Tempered glass cookware use toughened glass to cover electric burners’ coils, providing a perfectly flat top. Major appliance manufacturers offer them, including some high-end manufacturers that promise professional-type performance. Users find their use convenient and easy to clean, although cooking surfaces have some special requirements, especially in the type of kitchen utensils used in them. The new top glass ranges come with manuals containing specific recommendations for cookware.

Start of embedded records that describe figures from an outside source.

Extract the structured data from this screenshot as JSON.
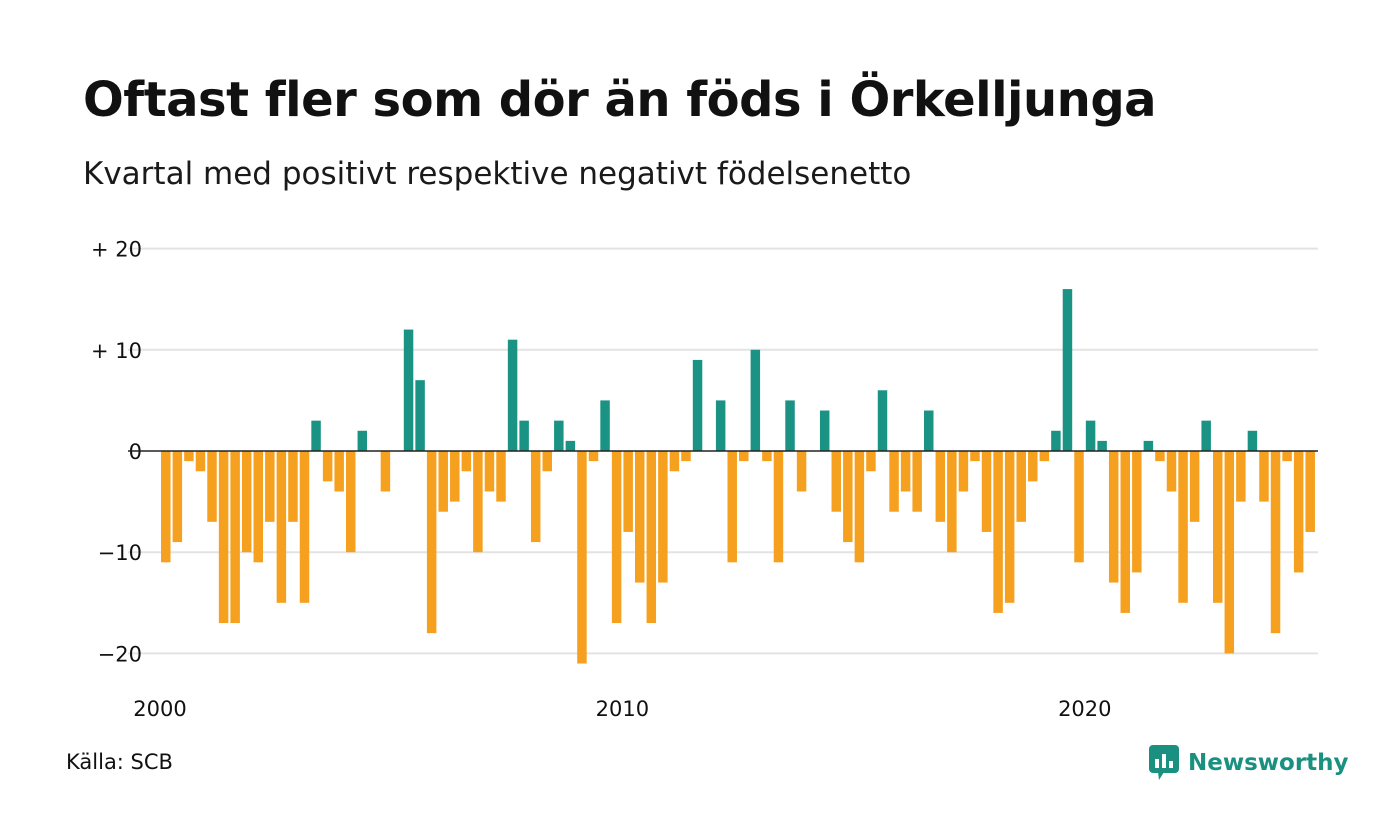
{
  "title": "Oftast fler som dör än föds i Örkelljunga",
  "subtitle": "Kvartal med positivt respektive negativt födelsenetto",
  "source": "Källa: SCB",
  "brand": {
    "name": "Newsworthy",
    "icon": "newsworthy-logo-icon"
  },
  "colors": {
    "positive": "#1a9385",
    "negative": "#f5a01e",
    "grid": "#e3e3e3",
    "zero_line": "#222222"
  },
  "chart_data": {
    "type": "bar",
    "ylim": [
      -23,
      20
    ],
    "yticks": [
      {
        "value": 20,
        "label": "+ 20"
      },
      {
        "value": 10,
        "label": "+ 10"
      },
      {
        "value": 0,
        "label": "0"
      },
      {
        "value": -10,
        "label": "−10"
      },
      {
        "value": -20,
        "label": "−20"
      }
    ],
    "xticks": [
      {
        "index": 0,
        "label": "2000"
      },
      {
        "index": 40,
        "label": "2010"
      },
      {
        "index": 80,
        "label": "2020"
      }
    ],
    "grid": true,
    "start": "2000 Q1",
    "frequency": "quarterly",
    "values": [
      -11,
      -9,
      -1,
      -2,
      -7,
      -17,
      -17,
      -10,
      -11,
      -7,
      -15,
      -7,
      -15,
      3,
      -3,
      -4,
      -10,
      2,
      0,
      -4,
      0,
      12,
      7,
      -18,
      -6,
      -5,
      -2,
      -10,
      -4,
      -5,
      11,
      3,
      -9,
      -2,
      3,
      1,
      -21,
      -1,
      5,
      -17,
      -8,
      -13,
      -17,
      -13,
      -2,
      -1,
      9,
      0,
      5,
      -11,
      -1,
      10,
      -1,
      -11,
      5,
      -4,
      0,
      4,
      -6,
      -9,
      -11,
      -2,
      6,
      -6,
      -4,
      -6,
      4,
      -7,
      -10,
      -4,
      -1,
      -8,
      -16,
      -15,
      -7,
      -3,
      -1,
      2,
      16,
      -11,
      3,
      1,
      -13,
      -16,
      -12,
      1,
      -1,
      -4,
      -15,
      -7,
      3,
      -15,
      -20,
      -5,
      2,
      -5,
      -18,
      -1,
      -12,
      -8
    ]
  }
}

Any type of pot or frying pan can be used in a glass-top cooktop, provided its bottom is perfectly flat. If the bottom is warped or rounded, it will take a long time for the pan to heat up properly, cooking unevenly and wasting energy. Flat bottoms use heat efficiently through the glass barrier. File burrs or manufacturing imperfections on the underside of metal utensils to avoid scratching the glass surface. Fluted bottoms, such as those on grills and some cookware, should not be used, as the uneven surface reflects heat back on the glass unevenly and could lead to breakage of either the glass or the glass.
The containers’ bottoms must be of a slightly smaller diameter than that of the burner in which they are placed. When cookware covers the burner, the heat reflected back to the burner control can trip the thermocouple, shutting off the current before the item actually warms up to the programmed temperature. The heat dissipation around the cookware allows the item to continue heating until it reaches the level at which it was set. Don’t abandon the big pots; just put them on the larger burners to allow the elements to continue heating.
Coated ceramic and enameled metals are recommended for use in kitchens with glass cookware. Flat steel trays work well as long as they don’t cover the burner element. Glass and cast iron trays can also be used only if handled properly. When using glass or ceramic for cooking, always make sure they are clearly marked for use on tempered glass cookware. Only utensils specifically tempered for high temperatures in high-end kitchens will survive.
Cast iron and anodized materials should always be preheated. Glass containers should not be allowed to “dry burn” because overheated glass could melt and merge with the surface. Never move or shake pans and pans, especially if they are cast iron or uncoated steel, during cooking; it will scrape or mark the glass lid. As with any electric cooker, turn off the burner before removing the pan.
The elements of electric cookers will get very hot and an item inside the oven during the cleaning cycle. Cast iron and anodized cookware should be used only on medium to medium-high heat to avoid uneven cooking and boiling overflow. You must know the correct settings for each of the pots in your glass cooktop. These will heat up faster than a conventional electric cooker. Test the pans by boiling one inch (2.5 cm). If the bubbles don’t form evenly around the bottom, replace the saucepan.